Il faut ici relire attentivement le discours de Ratisbonne et ne pas négliger que, parallèlement à la critique d’une volonté absolue et arbitraire de la divinité islamique, il y était déployé une critique aussi sévère du volontarisme de la modernité occidentale, qui aboutit aussi à l’absorption de tout par la volonté : la volonté générale du peuple souverain, la volonté des individus (depuis l’existentialisme de Sartre jusqu’à l’hédoniste finalement triste des consommateurs).
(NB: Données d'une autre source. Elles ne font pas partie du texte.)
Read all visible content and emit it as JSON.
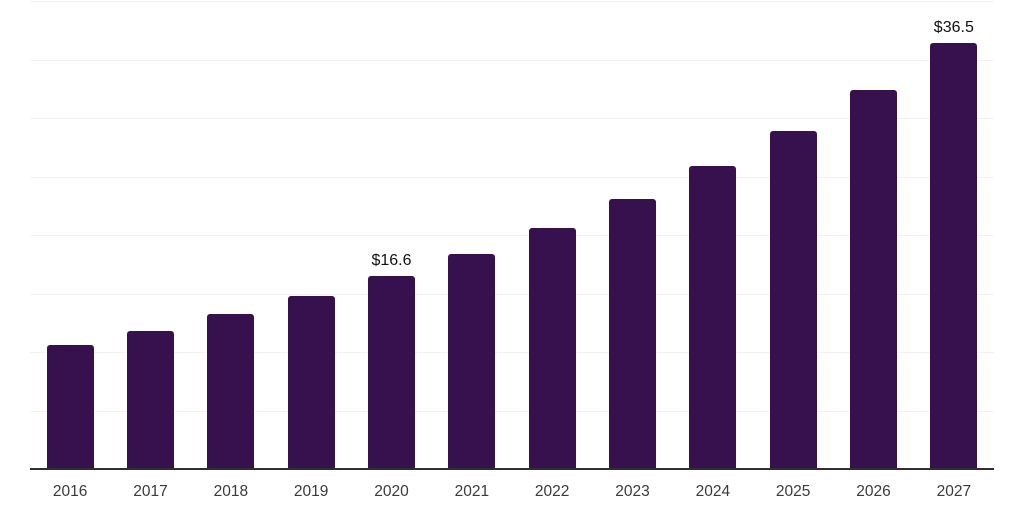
{
  "chart_data": {
    "type": "bar",
    "title": "",
    "xlabel": "",
    "ylabel": "",
    "categories": [
      "2016",
      "2017",
      "2018",
      "2019",
      "2020",
      "2021",
      "2022",
      "2023",
      "2024",
      "2025",
      "2026",
      "2027"
    ],
    "values": [
      10.7,
      11.9,
      13.3,
      14.9,
      16.6,
      18.5,
      20.7,
      23.2,
      26.0,
      29.0,
      32.5,
      36.5
    ],
    "data_labels": [
      null,
      null,
      null,
      null,
      "$16.6",
      null,
      null,
      null,
      null,
      null,
      null,
      "$36.5"
    ],
    "ylim": [
      0,
      40
    ],
    "grid_step": 5,
    "grid_visible": true,
    "legend": "none",
    "colors": {
      "bar": "#36114e",
      "gridline": "#f2f2f2",
      "axis_line": "#2f2f2f",
      "tick_label": "#3a3a3a",
      "data_label": "#111111",
      "background": "#ffffff"
    }
  }
}
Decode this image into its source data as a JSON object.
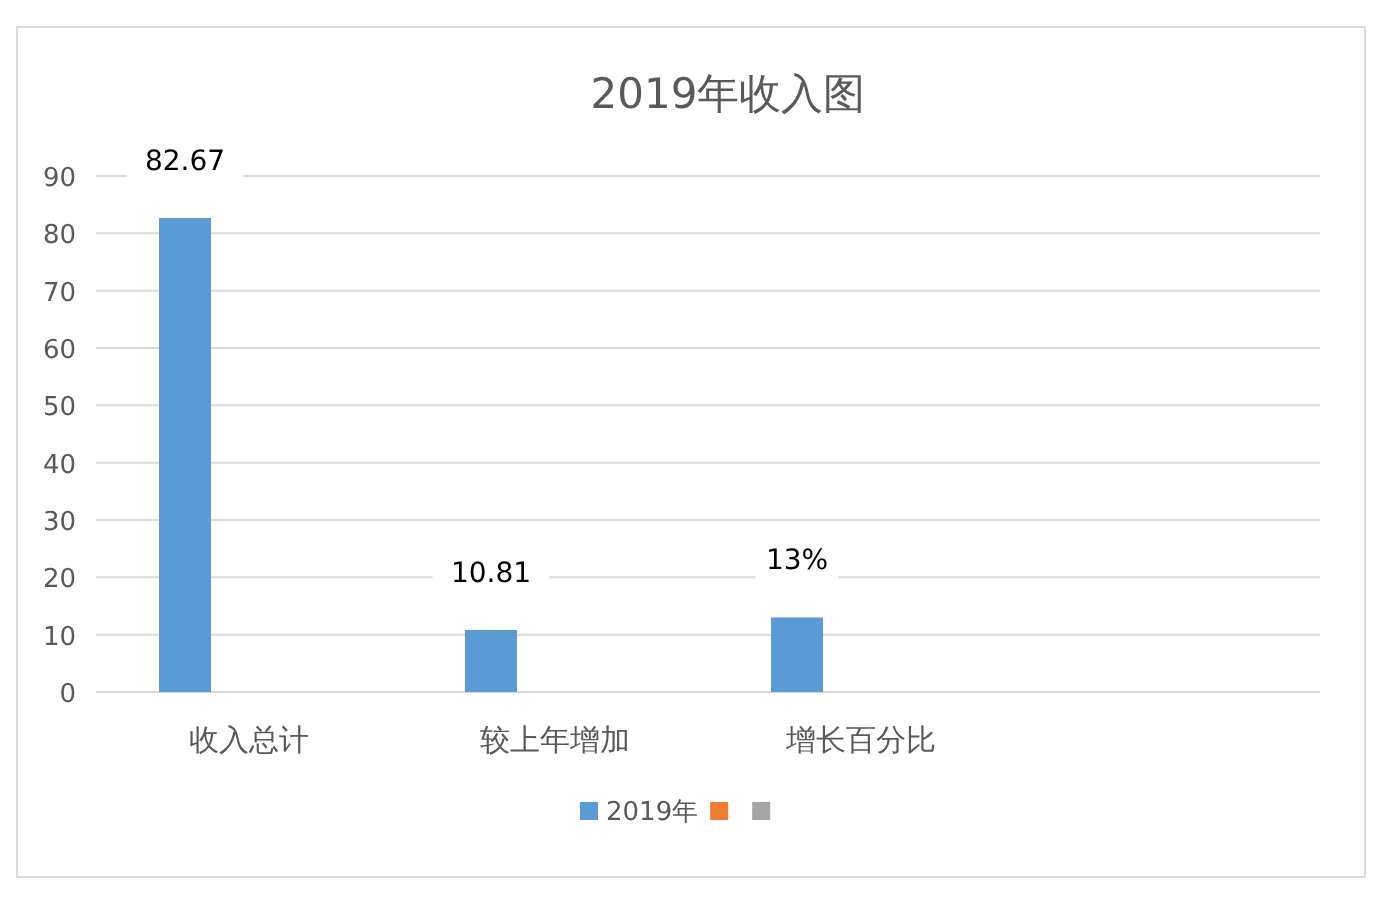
{
  "chart_data": {
    "type": "bar",
    "title": "2019年收入图",
    "categories": [
      "收入总计",
      "较上年增加",
      "增长百分比",
      null
    ],
    "series": [
      {
        "name": "2019年",
        "color": "#5b9bd5",
        "values": [
          82.67,
          10.81,
          13,
          null
        ],
        "value_labels": [
          "82.67",
          "10.81",
          "13%",
          null
        ]
      },
      {
        "color": "#ed7d31",
        "values": [
          null,
          null,
          null,
          null
        ]
      },
      {
        "color": "#a5a5a5",
        "values": [
          null,
          null,
          null,
          null
        ]
      }
    ],
    "ylim": [
      0,
      90
    ],
    "yticks": [
      0,
      10,
      20,
      30,
      40,
      50,
      60,
      70,
      80,
      90
    ],
    "grid": "y",
    "legend": "bottom"
  }
}
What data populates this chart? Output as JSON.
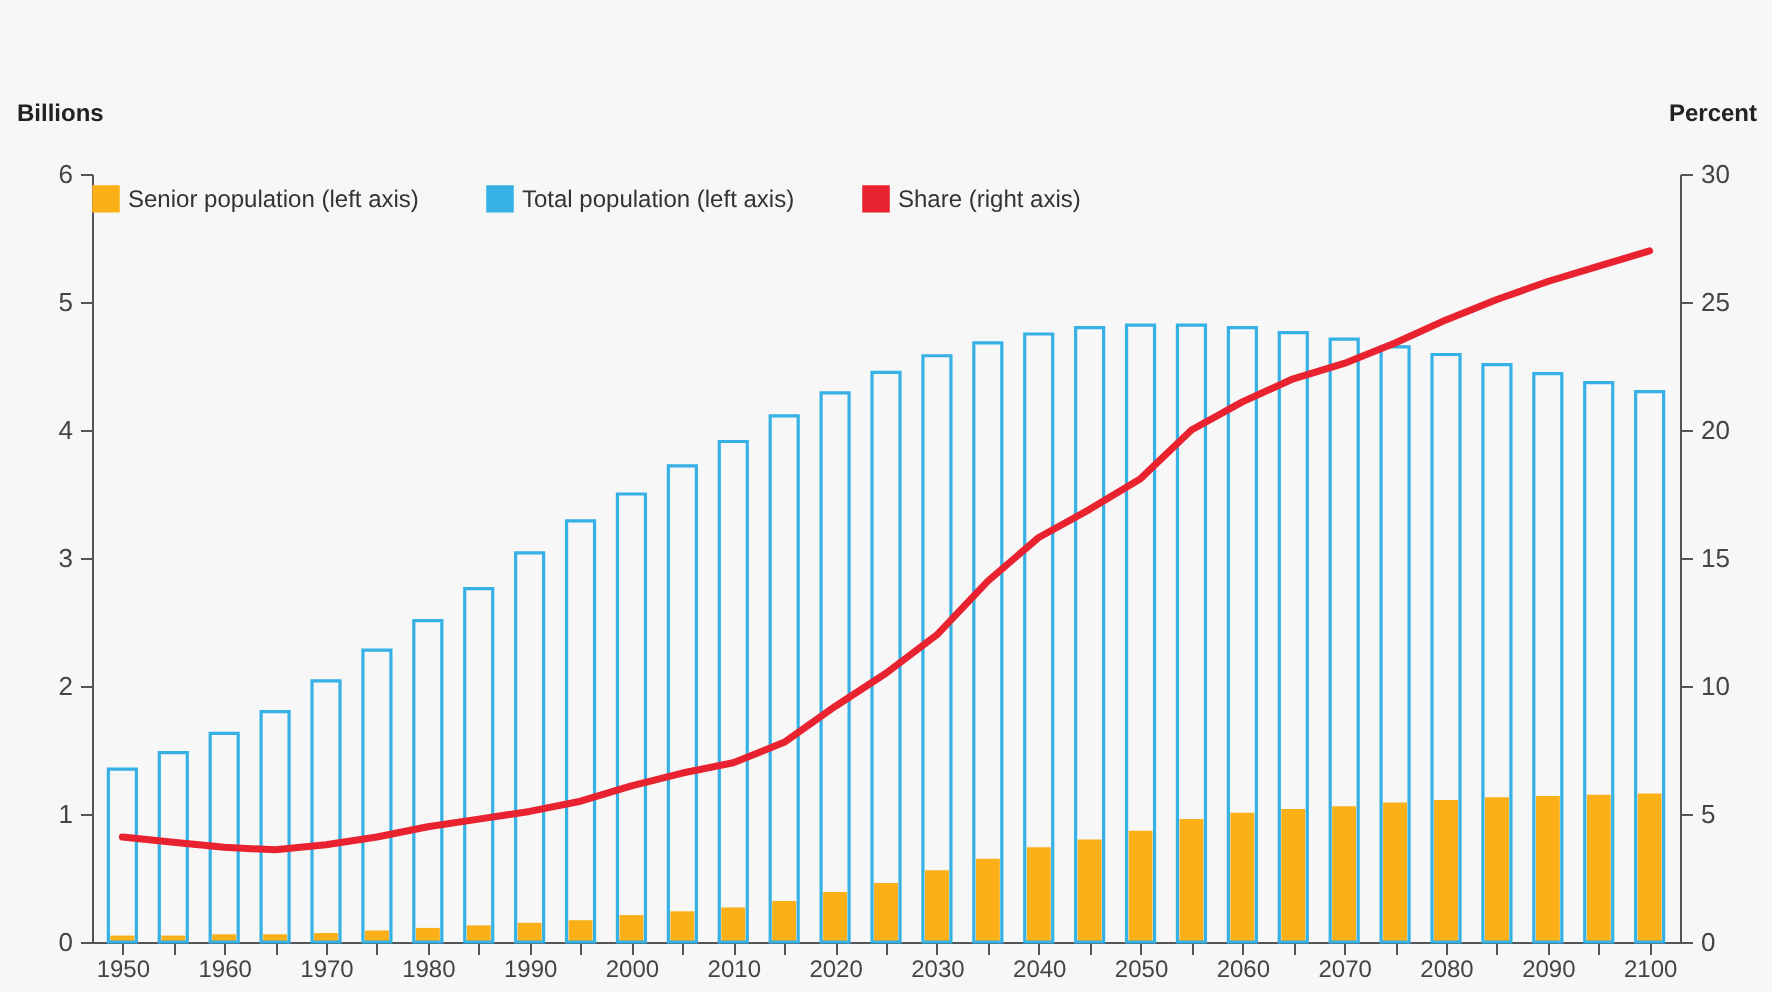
{
  "chart_data": {
    "type": "bar",
    "ylabel": "Billions",
    "y2label": "Percent",
    "x": [
      1950,
      1955,
      1960,
      1965,
      1970,
      1975,
      1980,
      1985,
      1990,
      1995,
      2000,
      2005,
      2010,
      2015,
      2020,
      2025,
      2030,
      2035,
      2040,
      2045,
      2050,
      2055,
      2060,
      2065,
      2070,
      2075,
      2080,
      2085,
      2090,
      2095,
      2100
    ],
    "xlim": [
      1948,
      2102
    ],
    "xticks": [
      1950,
      {
        "value": 1955,
        "label": null
      },
      1960,
      {
        "value": 1965,
        "label": null
      },
      1970,
      {
        "value": 1975,
        "label": null
      },
      1980,
      {
        "value": 1985,
        "label": null
      },
      1990,
      {
        "value": 1995,
        "label": null
      },
      2000,
      {
        "value": 2005,
        "label": null
      },
      2010,
      {
        "value": 2015,
        "label": null
      },
      2020,
      {
        "value": 2025,
        "label": null
      },
      2030,
      {
        "value": 2035,
        "label": null
      },
      2040,
      {
        "value": 2045,
        "label": null
      },
      2050,
      {
        "value": 2055,
        "label": null
      },
      2060,
      {
        "value": 2065,
        "label": null
      },
      2070,
      {
        "value": 2075,
        "label": null
      },
      2080,
      {
        "value": 2085,
        "label": null
      },
      2090,
      {
        "value": 2095,
        "label": null
      },
      2100
    ],
    "ylim": [
      0,
      6
    ],
    "yticks": [
      0,
      1,
      2,
      3,
      4,
      5,
      6
    ],
    "y2lim": [
      0,
      30
    ],
    "y2ticks": [
      0,
      5,
      10,
      15,
      20,
      25,
      30
    ],
    "legend": "top",
    "grid": false,
    "series": [
      {
        "name": "Senior population (left axis)",
        "color": "#fbb017",
        "values": [
          0.05,
          0.05,
          0.06,
          0.06,
          0.07,
          0.09,
          0.11,
          0.13,
          0.15,
          0.17,
          0.21,
          0.24,
          0.27,
          0.32,
          0.39,
          0.46,
          0.56,
          0.65,
          0.74,
          0.8,
          0.87,
          0.96,
          1.01,
          1.04,
          1.06,
          1.09,
          1.11,
          1.13,
          1.14,
          1.15,
          1.16
        ]
      },
      {
        "name": "Total population (left axis)",
        "color": "#35b1e5",
        "values": [
          1.35,
          1.48,
          1.63,
          1.8,
          2.04,
          2.28,
          2.51,
          2.76,
          3.04,
          3.29,
          3.5,
          3.72,
          3.91,
          4.11,
          4.29,
          4.45,
          4.58,
          4.68,
          4.75,
          4.8,
          4.82,
          4.82,
          4.8,
          4.76,
          4.71,
          4.65,
          4.59,
          4.51,
          4.44,
          4.37,
          4.3
        ]
      },
      {
        "name": "Share (right axis)",
        "type": "line",
        "axis": "y2",
        "color": "#e8222e",
        "values": [
          4.1,
          3.9,
          3.7,
          3.6,
          3.8,
          4.1,
          4.5,
          4.8,
          5.1,
          5.5,
          6.1,
          6.6,
          7.0,
          7.8,
          9.2,
          10.5,
          12.0,
          14.1,
          15.8,
          16.9,
          18.1,
          20.0,
          21.1,
          22.0,
          22.6,
          23.4,
          24.3,
          25.1,
          25.8,
          26.4,
          27.0
        ]
      }
    ]
  }
}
Ce sont d’autres volontés, dira-t-on, assurant un régime plus libéral. Voilà justement la pétition de principe à ne pas poser ! Si paradoxal que cela puisse paraître, la croyance islamique (mais aussi certaines formes du protestantisme) est sœur du relativisme occidental : tous deux sont des « pathologies de la raison et de la foi », selon une autre formule de Benoît XVI. Car la volonté, quelle qu’elle soit, y exerce un empire qui ne lui revient pas.
La symphonie du logos
A contrario, regardons les linéaments de la doctrine et de la vie catholiques : les deux livres de la Parole divine que sont la création et la révélation, l’âme raisonnable de l’homme capable de Dieu, la loi morale naturelle inscrite dans les cœurs, la participation à la vie divine par la grâce baptismale, la prière et le culte comme action de Jésus-Christ Verbe divin en son Corps mystique, le magistère infaillible dévoilant le mystère divin… Tout invite à l’accueil et à la contemplation de la splendeur de la vérité.
Ainsi, la radicalité et la subtilité de la pensée catholique sur le relativisme nous apparaissent : le relativisme est une contrainte exercée sur le réel, un pouvoir indu, celui de la volonté, non pas seulement sur la raison humaine, mais sur cette « symphonie » du logos – parole, raison, vérité – par lequel Dieu se manifeste, se communique, se donne. La dictature du relativisme (et celle de ses demi-frères que sont tous les fondamentalismes) est à placer à ce niveau premier.
Qu’ensuite, tant dans l’histoire et l’actualité des fondamentalismes religieux que, aujourd’hui, dans l’exacerbation de la modernité, cela rejaillisse en contraintes sur les hommes et les sociétés, ne saurait nous surprendre. Et comme on le sous-entend ce qui précède, notre réponse ne pourra pas être une affirmation contraire, autoritaire et extérieure, de principes et de vérités. Ce ne serait qu’un jeu de miroir, toujours insatisfaisant lorsqu’il s’agit de faire face à l’erreur. Et mieux, de la corriger.